DAYS after the BJP tried to boost its electoral prospects in the poll-bound state of Uttar Pradesh by inducting former Union minister Jitin Prasada, the party suffered a jolt in West Bengal, where its national vice-president Mukul Roy chose to return to the Trinamool Congress (TMC). The BJP had done well in the 2019 Lok Sabha elections in West Bengal, encouraging leaders from the TMC to switch over in its bid to checkmate Chief Minister Mamata Banerjee, but failed to repeat its performance in the 2021 Assembly elections. The party’s below-par show — it finished a distant second — also dented the prospects of the turncoats. Marginalisation within the state BJP unit, with Suvendu Adhikari, who defeated Mamata Banerjee from Nandigram, calling the shots as the Leader of the Opposition in the Assembly, probably influenced Roy’s decision.
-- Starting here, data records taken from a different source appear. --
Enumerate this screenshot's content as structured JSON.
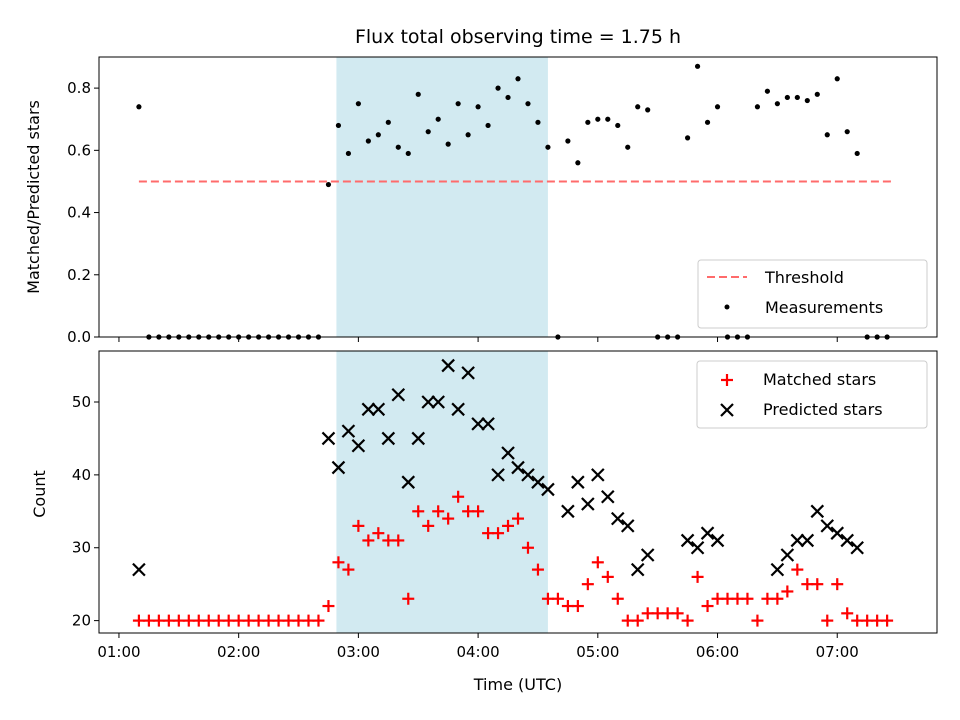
{
  "chart_data": [
    {
      "type": "scatter",
      "title": "Flux total observing time = 1.75 h",
      "xlabel": "",
      "ylabel": "Matched/Predicted stars",
      "ylim": [
        0,
        0.9
      ],
      "xlim": [
        "00:50",
        "07:50"
      ],
      "yticks": [
        "0.0",
        "0.2",
        "0.4",
        "0.6",
        "0.8"
      ],
      "grid": false,
      "legend_location": "lower-right",
      "highlight_region": {
        "start": "02:49",
        "end": "04:35",
        "color": "#add8e6"
      },
      "threshold": {
        "name": "Threshold",
        "y": 0.5,
        "x_start": "01:10",
        "x_end": "07:28",
        "color": "#ff6b6b",
        "style": "dashed"
      },
      "series": [
        {
          "name": "Measurements",
          "marker": "dot",
          "color": "#000000",
          "x": [
            "01:10",
            "01:15",
            "01:20",
            "01:25",
            "01:30",
            "01:35",
            "01:40",
            "01:45",
            "01:50",
            "01:55",
            "02:00",
            "02:05",
            "02:10",
            "02:15",
            "02:20",
            "02:25",
            "02:30",
            "02:35",
            "02:40",
            "02:45",
            "02:50",
            "02:55",
            "03:00",
            "03:05",
            "03:10",
            "03:15",
            "03:20",
            "03:25",
            "03:30",
            "03:35",
            "03:40",
            "03:45",
            "03:50",
            "03:55",
            "04:00",
            "04:05",
            "04:10",
            "04:15",
            "04:20",
            "04:25",
            "04:30",
            "04:35",
            "04:40",
            "04:45",
            "04:50",
            "04:55",
            "05:00",
            "05:05",
            "05:10",
            "05:15",
            "05:20",
            "05:25",
            "05:30",
            "05:35",
            "05:40",
            "05:45",
            "05:50",
            "05:55",
            "06:00",
            "06:05",
            "06:10",
            "06:15",
            "06:20",
            "06:25",
            "06:30",
            "06:35",
            "06:40",
            "06:45",
            "06:50",
            "06:55",
            "07:00",
            "07:05",
            "07:10",
            "07:15",
            "07:20",
            "07:25"
          ],
          "y": [
            0.74,
            0.0,
            0.0,
            0.0,
            0.0,
            0.0,
            0.0,
            0.0,
            0.0,
            0.0,
            0.0,
            0.0,
            0.0,
            0.0,
            0.0,
            0.0,
            0.0,
            0.0,
            0.0,
            0.49,
            0.68,
            0.59,
            0.75,
            0.63,
            0.65,
            0.69,
            0.61,
            0.59,
            0.78,
            0.66,
            0.7,
            0.62,
            0.75,
            0.65,
            0.74,
            0.68,
            0.8,
            0.77,
            0.83,
            0.75,
            0.69,
            0.61,
            0.0,
            0.63,
            0.56,
            0.69,
            0.7,
            0.7,
            0.68,
            0.61,
            0.74,
            0.73,
            0.0,
            0.0,
            0.0,
            0.64,
            0.87,
            0.69,
            0.74,
            0.0,
            0.0,
            0.0,
            0.74,
            0.79,
            0.75,
            0.77,
            0.77,
            0.76,
            0.78,
            0.65,
            0.83,
            0.66,
            0.59,
            0.0,
            0.0,
            0.0
          ]
        }
      ]
    },
    {
      "type": "scatter",
      "title": "",
      "xlabel": "Time (UTC)",
      "ylabel": "Count",
      "ylim": [
        18.3,
        57
      ],
      "xlim": [
        "00:50",
        "07:50"
      ],
      "xticks": [
        "01:00",
        "02:00",
        "03:00",
        "04:00",
        "05:00",
        "06:00",
        "07:00"
      ],
      "yticks": [
        "20",
        "30",
        "40",
        "50"
      ],
      "grid": false,
      "legend_location": "upper-right",
      "highlight_region": {
        "start": "02:49",
        "end": "04:35",
        "color": "#add8e6"
      },
      "series": [
        {
          "name": "Matched stars",
          "marker": "plus",
          "color": "#ff0000",
          "x": [
            "01:10",
            "01:15",
            "01:20",
            "01:25",
            "01:30",
            "01:35",
            "01:40",
            "01:45",
            "01:50",
            "01:55",
            "02:00",
            "02:05",
            "02:10",
            "02:15",
            "02:20",
            "02:25",
            "02:30",
            "02:35",
            "02:40",
            "02:45",
            "02:50",
            "02:55",
            "03:00",
            "03:05",
            "03:10",
            "03:15",
            "03:20",
            "03:25",
            "03:30",
            "03:35",
            "03:40",
            "03:45",
            "03:50",
            "03:55",
            "04:00",
            "04:05",
            "04:10",
            "04:15",
            "04:20",
            "04:25",
            "04:30",
            "04:35",
            "04:40",
            "04:45",
            "04:50",
            "04:55",
            "05:00",
            "05:05",
            "05:10",
            "05:15",
            "05:20",
            "05:25",
            "05:30",
            "05:35",
            "05:40",
            "05:45",
            "05:50",
            "05:55",
            "06:00",
            "06:05",
            "06:10",
            "06:15",
            "06:20",
            "06:25",
            "06:30",
            "06:35",
            "06:40",
            "06:45",
            "06:50",
            "06:55",
            "07:00",
            "07:05",
            "07:10",
            "07:15",
            "07:20",
            "07:25"
          ],
          "y": [
            20,
            20,
            20,
            20,
            20,
            20,
            20,
            20,
            20,
            20,
            20,
            20,
            20,
            20,
            20,
            20,
            20,
            20,
            20,
            22,
            28,
            27,
            33,
            31,
            32,
            31,
            31,
            23,
            35,
            33,
            35,
            34,
            37,
            35,
            35,
            32,
            32,
            33,
            34,
            30,
            27,
            23,
            23,
            22,
            22,
            25,
            28,
            26,
            23,
            20,
            20,
            21,
            21,
            21,
            21,
            20,
            26,
            22,
            23,
            23,
            23,
            23,
            20,
            23,
            23,
            24,
            27,
            25,
            25,
            20,
            25,
            21,
            20,
            20,
            20,
            20
          ]
        },
        {
          "name": "Predicted stars",
          "marker": "x",
          "color": "#000000",
          "x": [
            "01:10",
            "02:45",
            "02:50",
            "02:55",
            "03:00",
            "03:05",
            "03:10",
            "03:15",
            "03:20",
            "03:25",
            "03:30",
            "03:35",
            "03:40",
            "03:45",
            "03:50",
            "03:55",
            "04:00",
            "04:05",
            "04:10",
            "04:15",
            "04:20",
            "04:25",
            "04:30",
            "04:35",
            "04:45",
            "04:50",
            "04:55",
            "05:00",
            "05:05",
            "05:10",
            "05:15",
            "05:20",
            "05:25",
            "05:45",
            "05:50",
            "05:55",
            "06:00",
            "06:30",
            "06:35",
            "06:40",
            "06:45",
            "06:50",
            "06:55",
            "07:00",
            "07:05",
            "07:10"
          ],
          "y": [
            27,
            45,
            41,
            46,
            44,
            49,
            49,
            45,
            51,
            39,
            45,
            50,
            50,
            55,
            49,
            54,
            47,
            47,
            40,
            43,
            41,
            40,
            39,
            38,
            35,
            39,
            36,
            40,
            37,
            34,
            33,
            27,
            29,
            31,
            30,
            32,
            31,
            27,
            29,
            31,
            31,
            35,
            33,
            32,
            31,
            30
          ]
        }
      ]
    }
  ]
}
Roy’s return is also an indication that the TMC is trying to quell dissatisfaction within its own rank and file over the growing clout of the West Bengal CM’s nephew, Abhishek Banerjee, by reaching out to Mamata’s detractors. Abhishek was not only present at Roy’s re-induction, but is also believed to have played a key role in facilitating his return. Roy’s case may well serve as an example for leaders of other parties. Jyotiraditya Scindia defected to the BJP in Madhya Pradesh and Sachin Pilot revolted in the Rajasthan unit of the Congress. With several states headed for elections next year, more switching of loyalties may well take place, not necessarily followed by the expected reward.
While the TMC appears to be trying to placate the detractors, the BJP needs to prevent its leaders from feeling sidelined. A stronger Mamata has added to disillusionment in the state BJP, but to dominate the Opposition space, the party will have to be more accommodating.